The other day we offered the following lead-in to a blog post titled “What’s the Best Advice You Ever Got From Your Military Dad?“:
Fathers are known to offer advice, professional life tips if you will — whether pithy or verbose — that will stay with you, and help guide you, for the rest of your life.
Now civilian dads are one thing. But military dads? They’re a whole other breed, man.
Please share with us a bit (or bits) or advice you received from your military dad. You can write them in the comments on our Supporting Our Veterans Facebook page or in the comment section below.
We’re looking forward to hearing from you!
… we’ll share the best entries in an upcoming post on our blog AND our Facebook audience of millions …
We’re a blog of our word, and as such, we present to you the best responses to the query.
Here they are (editor’s note: nothing was changed — i.e. grammar, spelling, etc.):
The Rule of the Three !S’s “Don’t do stupid things, don’t go to stupid places, don’t hang out with stupid people.”
Whenever I got into trouble he would make me tell him what ‘S’ I broke and reminds me of them before leaving for a night out. – Devon H.
I have neither the time or inclination to differentiate between the incompetent and the unfortunate!! In other words…no whining allowed. And yes my dad was a Marine 🙂 – Lisa B.
Never let someone else tell you that you can’t achieve something. Its not the distance that’s important, but the destination. – Keith T.
Raised by a Navy vet. “Arrive 5 minutes early, give your word and keep it.” Also ” Don’t ever let me catch you marrying a reservist.” – Kristen S.
Coming from a 24 year Army retired LTC: “Join the Air Force or the Navy, you won’t have to sleep in the mud and you’ll eat hot food.” Went Navy, great advice. – Louis A.
A neat bed represents a mans character. A man who doesnt start his day with an order will end his day in disorder. A man in disorder accomplishes nothing. A man who accomplishes nothing is a boy. – Andrew P.
Just tell the truth.
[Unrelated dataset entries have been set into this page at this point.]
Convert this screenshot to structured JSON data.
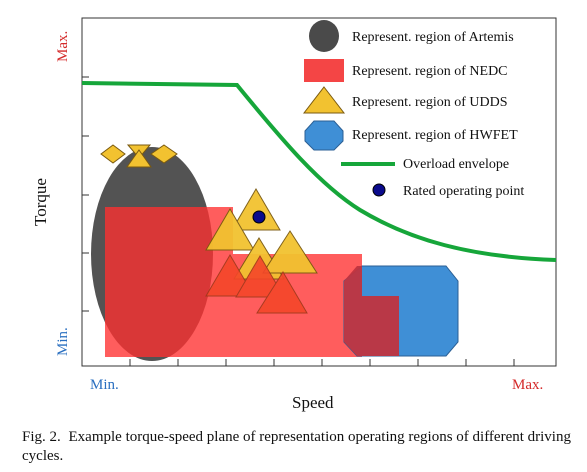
{
  "figure": {
    "axis_y_label": "Torque",
    "axis_x_label": "Speed",
    "y_max_label": "Max.",
    "y_min_label": "Min.",
    "x_min_label": "Min.",
    "x_max_label": "Max."
  },
  "legend": {
    "items": [
      {
        "key": "artemis",
        "label": "Represent. region of Artemis",
        "color": "#4a4a4a"
      },
      {
        "key": "nedc",
        "label": "Represent. region of NEDC",
        "color": "#f44545"
      },
      {
        "key": "udds",
        "label": "Represent. region of UDDS",
        "color": "#f2c230"
      },
      {
        "key": "hwfet",
        "label": "Represent. region of HWFET",
        "color": "#3f8fd6"
      },
      {
        "key": "envelope",
        "label": "Overload envelope",
        "color": "#16a63a"
      },
      {
        "key": "rated",
        "label": "Rated operating point",
        "color": "#0a0a8c"
      }
    ]
  },
  "colors": {
    "min_max_y": "#d42a2a",
    "min_x": "#2a6fc0",
    "max_x": "#d42a2a"
  },
  "caption": {
    "label": "Fig. 2.",
    "text": "Example torque-speed plane of representation operating regions of different driving cycles."
  }
}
Even if you think it’s gonna hurt because a lie will hurt twice as bad sooner or later.
Oh, and “No excuses”. – Morgan P.
You get in the shower, get wet, turn off the water, wash off, rinse, and get out in 5 minutes! If you weren’t out in 5, the water was shut off!! – Marty P.
Never start a fight, but if someone else starts one with you, you’d darn well better finish it. – Carol T.
Be where you are supposed to be, doing what you’re supposed to be doing, when you are supposed to be doing it. – Bill D.
Always be aware of your surroundings, take care of your feet, and always be prepared for the unexpected #DaughterofaVietnamVet – Michelle M.
Don’t let people or things live in your head rent free. – Jeanne B.
“Integrity is everything.” And “Don’t dip your pen in company ink”. – Brett S.
Better to tell all right away and take it like a man then hide it and add to your troybles – Tim D.
When your body is tired tell your body to shut up, because you are in charge. – Oli N.
Measure twice, cut once. Trust but verify. – Lucas B.
If you’re on time you’re late. – Melissa D.
Read your history books. – Calvin L.
You don’t poop because you have to, you poop because you like to. – Drew A.
“Illegitimate non Carborundum” – Marquita L.
Never pass up an opportunity to use the head (bathroom.) – Bob P.